Some alternatives were considered but were passed up.
- Alternative: Edit parser in highlight.js to add additional tags for clusters.
- Alternative: Use Codewarrior to display Javascript program text. However, Codewarrior can only highlight specific lines of the program but not specific blocks of the code.

### Styling
The Re-com library makes it easy to style re-frame components in-line. Unfortunately, not all of the app's components are styled in-line. Some are styled in the `style.css` file.

## Various useful bits

### Schemas for data
The app has a number of specs that can be used to understand the app.

- src/inferenceql/viz/stream/db.cljs
- This is where the state for all app interaction is stored.

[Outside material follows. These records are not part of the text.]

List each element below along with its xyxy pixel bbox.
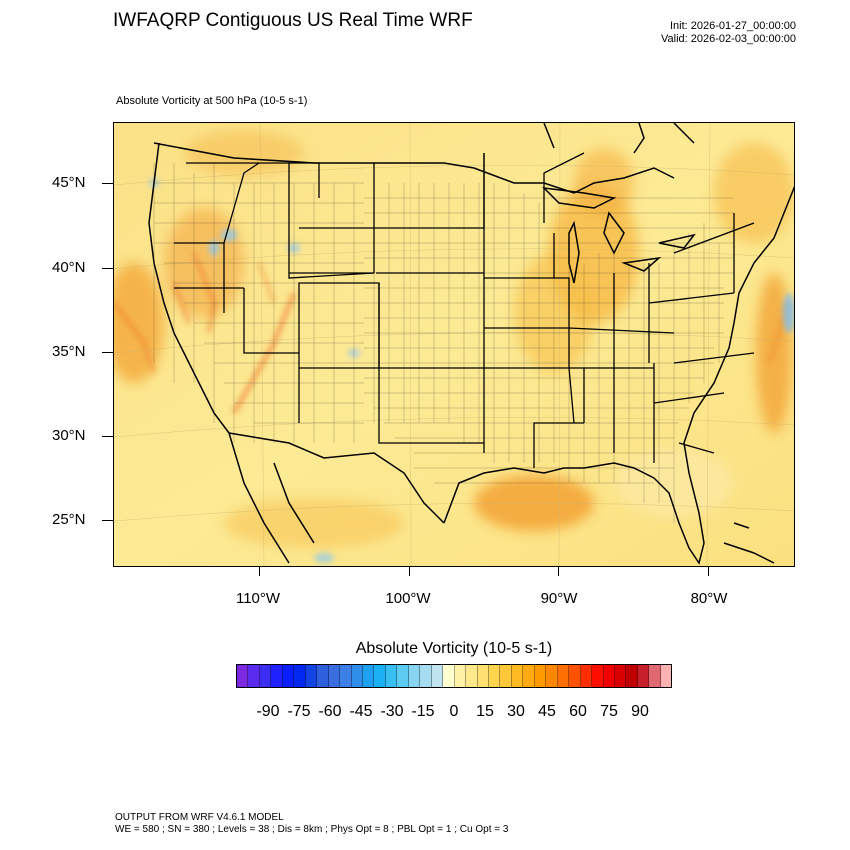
negative-vorticity-areas: [149, 178, 794, 563]
lat-tick: [102, 183, 113, 184]
colorbar-swatch: [248, 665, 260, 687]
lon-tick: [708, 567, 709, 576]
model-info-line: OUTPUT FROM WRF V4.6.1 MODEL: [115, 812, 284, 823]
colorbar-swatch: [362, 665, 375, 687]
colorbar-tick-label: 90: [631, 703, 649, 720]
colorbar-swatch: [328, 665, 341, 687]
colorbar-swatch: [317, 665, 329, 687]
colorbar-swatch: [580, 665, 593, 687]
valid-time: Valid: 2026-02-03_00:00:00: [661, 33, 796, 45]
colorbar-swatch: [408, 665, 421, 687]
colorbar-title: Absolute Vorticity (10-5 s-1): [355, 640, 553, 657]
colorbar-tick-label: 0: [449, 703, 459, 720]
coastlines: [148, 123, 794, 565]
plot-title: IWFAQRP Contiguous US Real Time WRF: [113, 10, 473, 31]
colorbar: [236, 664, 672, 688]
colorbar-swatch: [385, 665, 398, 687]
lat-label: 25°N: [52, 511, 86, 528]
lon-label: 110°W: [235, 590, 281, 607]
colorbar-tick-label: 15: [476, 703, 494, 720]
colorbar-swatch: [420, 665, 432, 687]
colorbar-swatch: [637, 665, 650, 687]
colorbar-swatch: [237, 665, 249, 687]
model-config-line: WE = 580 ; SN = 380 ; Levels = 38 ; Dis …: [115, 824, 509, 835]
lat-tick: [102, 268, 113, 269]
vorticity-map: [114, 123, 794, 566]
colorbar-swatch: [282, 665, 295, 687]
colorbar-swatch: [534, 665, 547, 687]
colorbar-swatch: [592, 665, 604, 687]
state-boundaries: [174, 152, 755, 468]
colorbar-tick-label: 75: [600, 703, 618, 720]
colorbar-swatch: [271, 665, 283, 687]
colorbar-tick-label: -45: [349, 703, 373, 720]
colorbar-swatch: [500, 665, 512, 687]
lon-tick: [558, 567, 559, 576]
lon-label: 80°W: [690, 590, 728, 607]
lat-tick: [102, 520, 113, 521]
colorbar-swatch: [397, 665, 409, 687]
colorbar-swatch: [569, 665, 581, 687]
lat-tick: [102, 352, 113, 353]
colorbar-swatch: [614, 665, 627, 687]
colorbar-swatch: [626, 665, 638, 687]
lat-label: 30°N: [52, 427, 86, 444]
colorbar-swatch: [431, 665, 444, 687]
colorbar-swatch: [454, 665, 467, 687]
lat-label: 35°N: [52, 343, 86, 360]
colorbar-swatch: [374, 665, 386, 687]
colorbar-swatch: [351, 665, 363, 687]
colorbar-swatch: [443, 665, 455, 687]
colorbar-tick-label: 60: [569, 703, 587, 720]
lon-tick: [259, 567, 260, 576]
field-label: Absolute Vorticity at 500 hPa (10-5 s-1): [116, 95, 308, 107]
colorbar-tick-label: 30: [507, 703, 525, 720]
lat-label: 45°N: [52, 174, 86, 191]
colorbar-swatch: [488, 665, 501, 687]
lon-label: 100°W: [385, 590, 431, 607]
colorbar-tick-label: -15: [411, 703, 435, 720]
colorbar-tick-label: -60: [318, 703, 342, 720]
colorbar-swatch: [511, 665, 524, 687]
colorbar-swatch: [294, 665, 306, 687]
colorbar-swatch: [546, 665, 558, 687]
colorbar-tick-label: -90: [256, 703, 280, 720]
lon-tick: [409, 567, 410, 576]
colorbar-swatch: [649, 665, 661, 687]
colorbar-swatch: [557, 665, 570, 687]
colorbar-tick-label: -75: [287, 703, 311, 720]
colorbar-swatch: [340, 665, 352, 687]
colorbar-swatch: [305, 665, 318, 687]
init-time: Init: 2026-01-27_00:00:00: [670, 20, 796, 32]
colorbar-swatch: [477, 665, 489, 687]
lat-tick: [102, 436, 113, 437]
colorbar-swatch: [660, 665, 672, 687]
graticule: [114, 123, 794, 566]
colorbar-swatch: [259, 665, 272, 687]
lon-label: 90°W: [540, 590, 578, 607]
colorbar-swatch: [466, 665, 478, 687]
map-panel: [113, 122, 795, 567]
colorbar-tick-label: -30: [380, 703, 404, 720]
lat-label: 40°N: [52, 259, 86, 276]
colorbar-swatch: [603, 665, 615, 687]
colorbar-swatch: [523, 665, 535, 687]
colorbar-tick-label: 45: [538, 703, 556, 720]
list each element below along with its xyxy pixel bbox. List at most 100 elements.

- inferenceql/viz/stream/store.cljs
- This is where the defs from the global namespace are brought into the app.

- inferenceql/viz/stream/config_spec.cljs
- This is where specs for the app config are stored.

### Build levels

The app supports various levels of compilation similar to iql.viz, including using Figwheel to live develop the app.

See [this document](https://docs.google.com/document/d/1EKhsDC1xRhSAYV2p_mUxr30Tn0L93CTTMCIbsez4DmA/edit?usp=sharing) for more info on the various build levels.

See the `makefile` for more details on all the following build commands.

- make js, js-advanced, js-advanced-min.
- make figwheel, make figwheel-10x

### Debugging

The `dvc-stream.yaml` pipeline in iql.automodeling uses the `make js-advanced-min` build command which is difficult to debug due to code minification and CLJS advanced compilation.

Try the following for better debugging.

- Use `make js` to build without minification or CLJS advanced compilation.
- Add `:enable-debug-interceptors true` to config.edn.
- This shows changes to the database in the browser console.
- Try `make figwheel-10x` to build which launches the app with re-frame-10x.